Student pilots are taught very early on to recognize that when an airplane approaches its minimum flying speed, the airflow over the wing will begin to separate or break down, creating turbulence over the tail. The degradation of lift and the associated turbulence over the tail causes the airplane to buffet and alert the pilot to a deteriorating and dangerous situation. The recovery is rather basic – lower the nose some, apply full power to the engine and let the airplane fly out of it. As it accelerates, the buffeting will end and the aircraft will safely regain both flight and controllability.
In the 1930’s, military and large civilian airplanes were being equipped with supercharged and turbocharged engines. These engines enabled the planes to fly higher and faster than airplanes with normal engines. However, these “boosted” engines required a pilot with a delicate hand on the throttles. Whereas a normally aspirated engine could run at full throttle continuously without much more than some added wear, the supercharged and turbocharged engines would run beyond the normal power limits creating excessive heat which, in minutes, would damage the engine. Only when the situation was critical could a competent pilot consider “firewalling” the throttles by pushing them to the stops and exceeding the manufacturers’ limits.
When the turbojet airliners appeared in the late 1950’s, engine heat became an even more critical issue. Firewalling these engines would result in immediate engine damage from the heat, while only providing a small gain from accelerating the engine past takeoff power. This is because the supersonic exhaust stream beyond the takeoff limit “chokes” in the tailpipe and the additional thrust is lost, becoming marginal at best.
Fast-forward to June of 1975. The first officer was at the controls of Eastern Air Lines Flight 902, a Lockheed L-1011 on a routine approach into New York, save for the 43,000 foot high thunderstorm just outside of the airport. At 300 feet on descent, the approach became unstable due to a sudden change in wind speed and direction — windshear — and he elected to go around. Flying by the seat of his pants and feeling the airplane continuing to descend, he pulled back on the yoke, ignoring the low airspeed and associated stall warning indicator, putting the Lockheed widebody in a precarious situation. Simultaneously he firewalled the engines, and fearing imminent touchdown regardless of his efforts, the flaps and gear remained in the landing positions and were not changed to the go-around settings. Captain Clifton Nickerson then assumed control on the go-around, per company procedure, and returned the L-1011 to normal flight.
The crew’s actions that day put them under intense scrutiny from Eastern Air Lines; the aircraft’s three Rolls Royce turbofans were severely damaged from the excessive heat during the go-around. The airplane had been operated contrary to company procedures and the airplane’s limitations had been exceeded. Captain Nickerson, disheartened from the treatment he received, retired early and walked away from aviation.
The crew of Eastern 902 remained under the scrutiny of their fellow Eastern pilots and the FAA officials — not because of what happened to Eastern 902, but what didn’t happen. Eastern Air Lines Flight 66, a Boeing 727 just three aircraft behind, crashed short of JFK’s runway 22 Left, killing 113 out of 124 on board, forced out of the sky by what we now know as a microburst.

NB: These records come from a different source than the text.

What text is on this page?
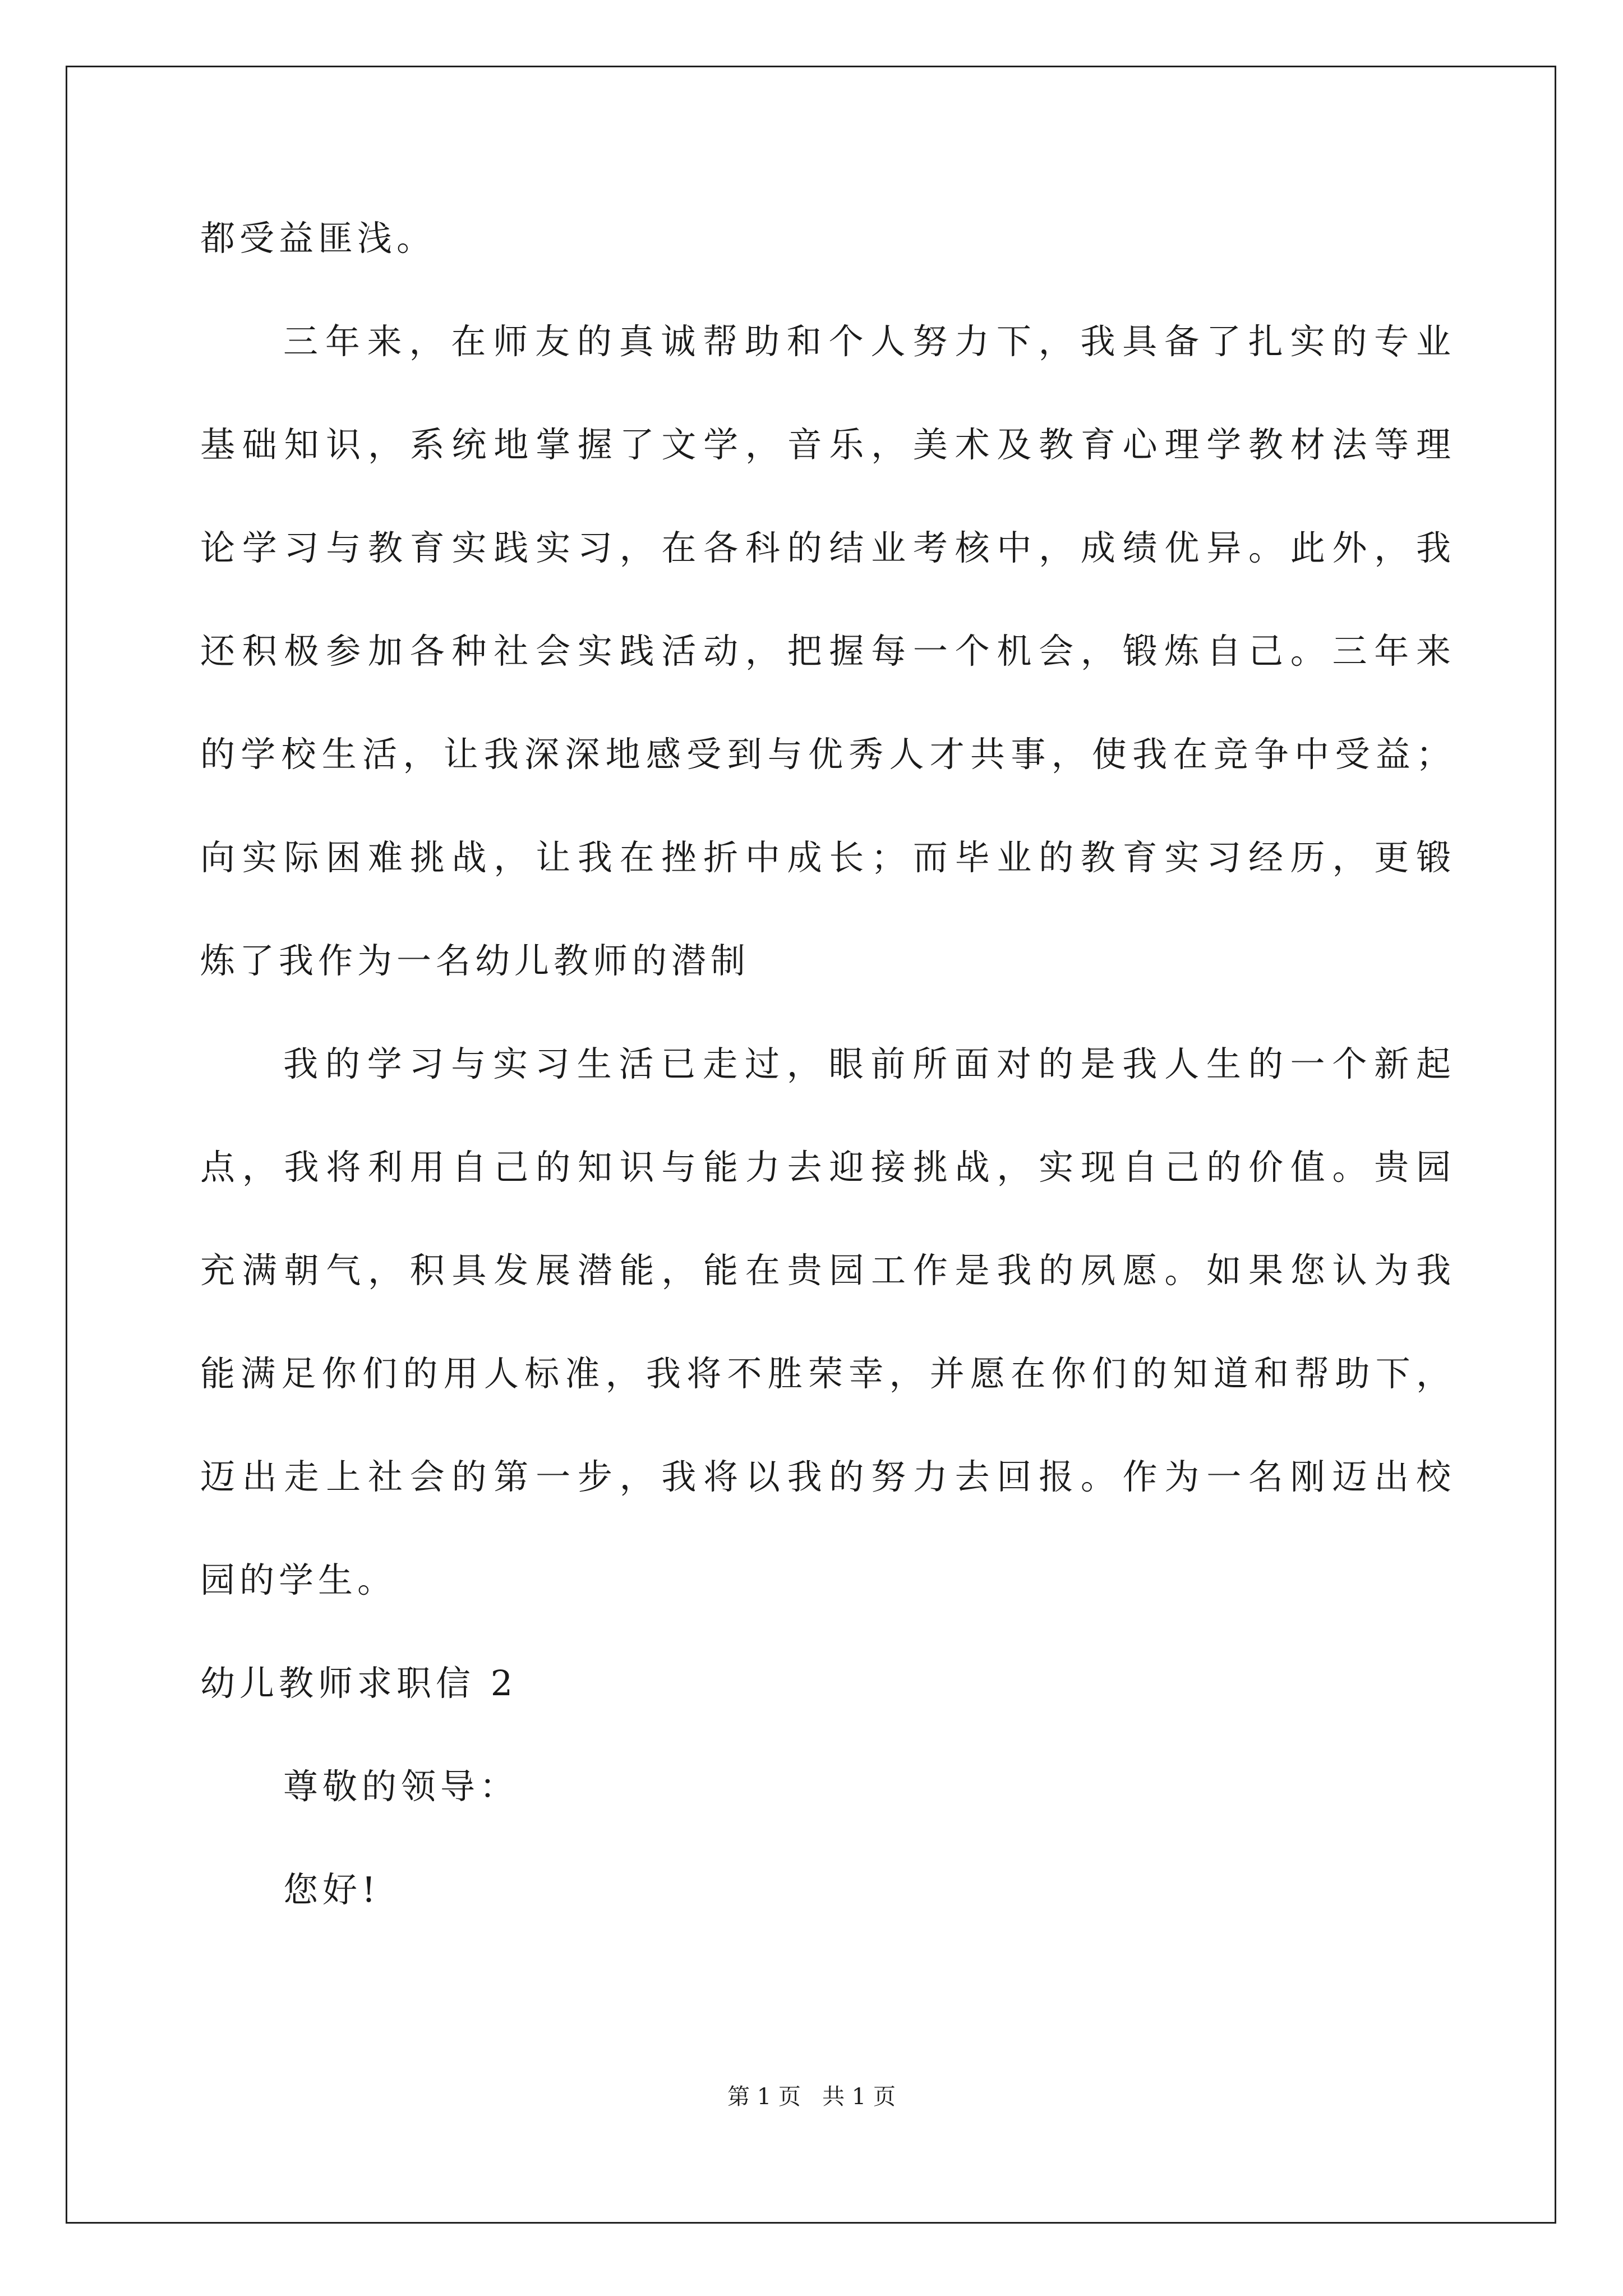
都受益匪浅。
三年来，在师友的真诚帮助和个人努力下，我具备了扎实的专业
基础知识，系统地掌握了文学，音乐，美术及教育心理学教材法等理
论学习与教育实践实习，在各科的结业考核中，成绩优异。此外，我
还积极参加各种社会实践活动，把握每一个机会，锻炼自己。三年来
的学校生活，让我深深地感受到与优秀人才共事，使我在竞争中受益；
向实际困难挑战，让我在挫折中成长；而毕业的教育实习经历，更锻
炼了我作为一名幼儿教师的潜制
我的学习与实习生活已走过，眼前所面对的是我人生的一个新起
点，我将利用自己的知识与能力去迎接挑战，实现自己的价值。贵园
充满朝气，积具发展潜能，能在贵园工作是我的夙愿。如果您认为我
能满足你们的用人标准，我将不胜荣幸，并愿在你们的知道和帮助下，
迈出走上社会的第一步，我将以我的努力去回报。作为一名刚迈出校
园的学生。
幼儿教师求职信 2
尊敬的领导：
您好!
第 1 页   共 1 页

Post-crash analysis of Eastern Flight 66 showed that among the fluctuations of wind speed and direction, Eastern Flight 902 had experienced a 35 mile per hour loss in airspeed, and though they applied full throttle while descending through 250 feet, the aircraft made it down to 60 feet before starting to climb away.
The first officer’s actions on Eastern 902 that day and prior to this time were thought to be in error, but are what we now teach as the “Windshear Escape Maneuver.” If an airline pilot encounters severe windshear, the engines are to be firewalled, the configuration is maintained, and the pilot is to keep pulling back on the yoke until the descent rate is stopped or a stall is imminent.
In the immediate years following, this technique was not well accepted as decades of training and pilot lore sometimes found this new idea suspicious and unproven. It wasn’t until another L-1011 found itself in a similar situation that things really changed.
A decade after Eastern 902, Delta Flight 191 encountered severe windshear on approach to the Dallas Fort Worth airport and crashed. During the investigation, government and industry experts loaded the flight and weather data from Delta 191 into flight simulators and concluded that had the crew behaved like the crew of Eastern 902, Delta Flight 191 may have survived. This solidified the windshear escape maneuver as part of the training for transport category airplanes. Air carrier pilots in the years following all had to successfully fly “the Dallas windshear” on company checkrides.
With the information we now have, the newest generation of doppler radar, windshear detection equipment at airports, and flight crews alert for this kind of weather, airliners almost never encounter severe windshear. In the rare case they do, these crews have been trained on how to properly respond.
Every accident is scrutinized, evaluated, and often changes are made in response. Eastern 902 is the one exceptional case of what we have learned from an airplane that did not crash but safely flew away.